Vous avez raison, un tracteur chenillé équipé d’un mât télescopique surplombant la canopée de la bananeraie pourrait être très rapidement opérationnel, à condition que l’on puisse diminuer le nombre de traitements. Quoi qu’il en soit, nous visons tous le même objectif : il faut sortir de cette situation.

Vous avez également évoqué le secteur de la pêche, dans lequel les procédures d’indemnisation s’avèrent délicates à mettre au point.

Monsieur le sénateur Gautier, je vous remercie de l’expression de votre intérêt manifeste. Vous l’avez dit, le contexte est difficile, mais, je le répète, le Gouvernement a besoin de l’implication de chacun. Pour ce qui concerne l’octroi de mer, je vous ferai la même réponse qu’à vos collègues : nous ne fléchirons pas sur ce sujet !

Enfin, monsieur le sénateur Le Cam, vous avez souligné les problèmes rencontrés par les RUP dans leurs relations avec les pays voisins. Sur ce point aussi, tout est à revoir. J’en profite également pour répondre à vos collègues Jacques Gillot, Jacques Cornano et Joël Guerriau sur la nécessité de développer une politique de dérogation aux normes européennes. Le Président de la République a dit, lors de sa visite à l’île de la Réunion, que nous devions aller plus loin dans ce domaine.

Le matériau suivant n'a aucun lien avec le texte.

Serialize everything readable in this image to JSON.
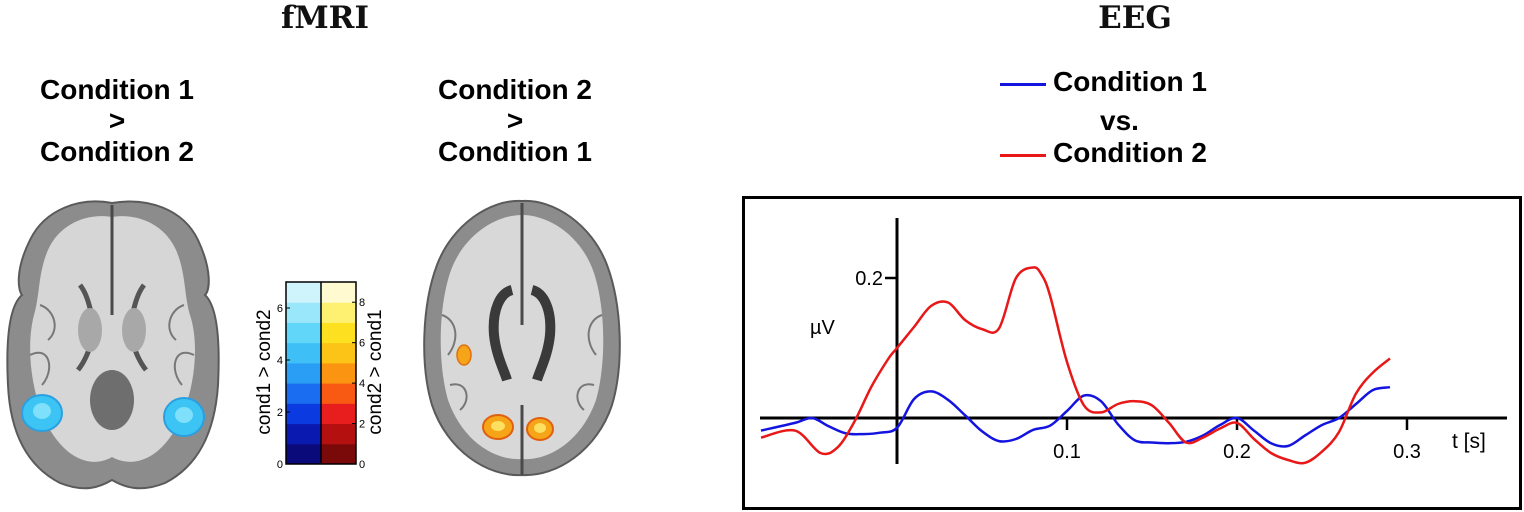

L’exemple du carburant est particulièrement emblématique : il n’est pas normal que les Antilles et la Guyane ne puissent pas importer d’hydrocarbures des pays voisins comme le Surinam, le Brésil, le Venezuela, Trinidad-et-Tobago ou Curaçao, qui raffinent déjà le diesel aux normes européennes, c’est-à-dire avec une teneur en soufre inférieure à 10 parties par million. Même si cela peut paraître étrange dans la bouche d’un ministre, je n’hésite pas à affirmer que nous sommes encore dans un « pacte colbertiste », donc monodirectionnel : les DOM ne doivent importer que du pétrole en provenance de la mer du Nord ! C’est une aberration et il nous faudra étudier toutes les solutions susceptibles d’y mettre un terme.

Le Gouvernement est donc déterminé à se battre sur tous ces sujets, y compris à propos de l’accession de Mayotte au rang de RUP, même si nous savons que c’est un défi. Compte tenu des simulations réalisées, je peux confirmer à M. le sénateur Thani Mohamed Soilihi que Mayotte devrait recevoir à ce titre de 450 millions d’euros à 475 millions d’euros pour la période 2014-2020.

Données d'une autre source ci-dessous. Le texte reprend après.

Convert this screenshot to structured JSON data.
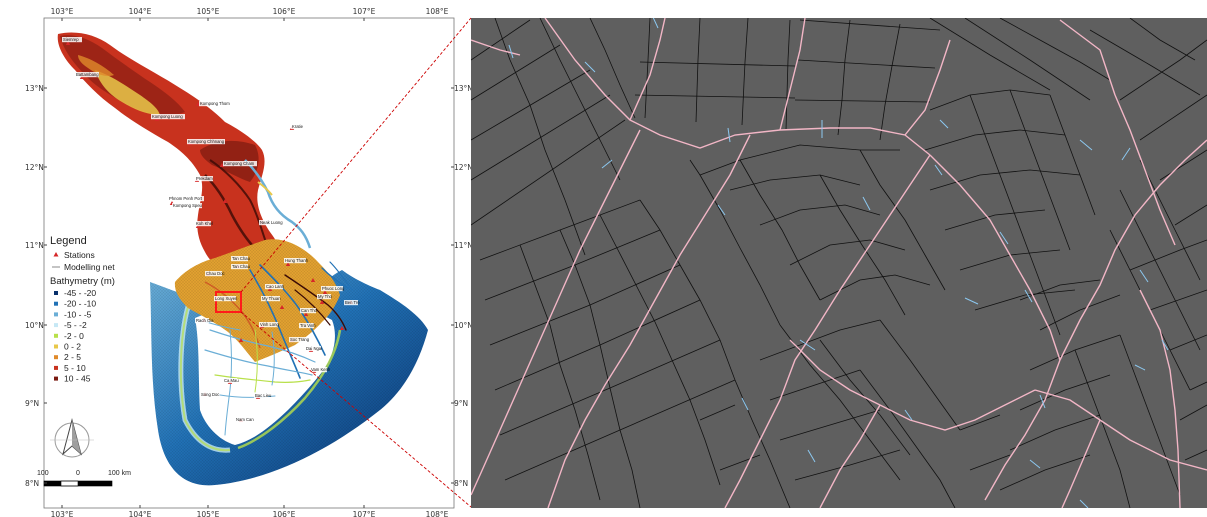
{
  "map": {
    "lon_ticks": [
      "103°E",
      "104°E",
      "105°E",
      "106°E",
      "107°E",
      "108°E"
    ],
    "lat_ticks": [
      "13°N",
      "12°N",
      "11°N",
      "10°N",
      "9°N",
      "8°N"
    ]
  },
  "legend": {
    "title": "Legend",
    "stations_label": "Stations",
    "net_label": "Modelling net",
    "bathymetry_title": "Bathymetry (m)",
    "classes": [
      {
        "label": "-45 - -20",
        "color": "#08306b"
      },
      {
        "label": "-20 - -10",
        "color": "#2171b5"
      },
      {
        "label": "-10 - -5",
        "color": "#6baed6"
      },
      {
        "label": "-5 - -2",
        "color": "#c6e8f5"
      },
      {
        "label": "-2 - 0",
        "color": "#b8e04a"
      },
      {
        "label": "0 - 2",
        "color": "#e8c84a"
      },
      {
        "label": "2 - 5",
        "color": "#e08a2a"
      },
      {
        "label": "5 - 10",
        "color": "#c8321e"
      },
      {
        "label": "10 - 45",
        "color": "#7a1a10"
      }
    ]
  },
  "scale_bar": {
    "labels": [
      "100",
      "0",
      "100 km"
    ]
  },
  "places": [
    {
      "name": "Siemrep"
    },
    {
      "name": "Battambang"
    },
    {
      "name": "Kompong Thom"
    },
    {
      "name": "Kompong Luong"
    },
    {
      "name": "Kratie"
    },
    {
      "name": "Kompong Chhnang"
    },
    {
      "name": "Kompong Cham"
    },
    {
      "name": "Prekdam"
    },
    {
      "name": "Phnom Penh Port"
    },
    {
      "name": "Neak Luong"
    },
    {
      "name": "Kompong Speu"
    },
    {
      "name": "Koh Khel"
    },
    {
      "name": "Tan Chau"
    },
    {
      "name": "Chau Doc"
    },
    {
      "name": "Tan Chau"
    },
    {
      "name": "Hung Thanh"
    },
    {
      "name": "Long Xuyen"
    },
    {
      "name": "My Thuan"
    },
    {
      "name": "Cao Lanh"
    },
    {
      "name": "My Tho"
    },
    {
      "name": "Can Tho"
    },
    {
      "name": "Tra Vinh"
    },
    {
      "name": "Soc Trang"
    },
    {
      "name": "Rach Gia"
    },
    {
      "name": "Ca Mau"
    },
    {
      "name": "Song Doc"
    },
    {
      "name": "Nam Can"
    },
    {
      "name": "Ben Tre"
    },
    {
      "name": "Vinh Long"
    },
    {
      "name": "Dai Ngai"
    },
    {
      "name": "Bac Lieu"
    },
    {
      "name": "Vam Kenh"
    },
    {
      "name": "Phuoc Long"
    }
  ]
}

Pour conclure, nous devrons réussir, premièrement, la négociation du cadre financier pluriannuel, même si elle risque de se révéler difficile, et, deuxièmement, le maintien de la politique structurelle et de l’octroi de mer – peut-être revu et corrigé, selon une périodisation à déterminer. Quoi qu’il en soit, je le répète, sur tous ces points, nous ne lâcherons pas !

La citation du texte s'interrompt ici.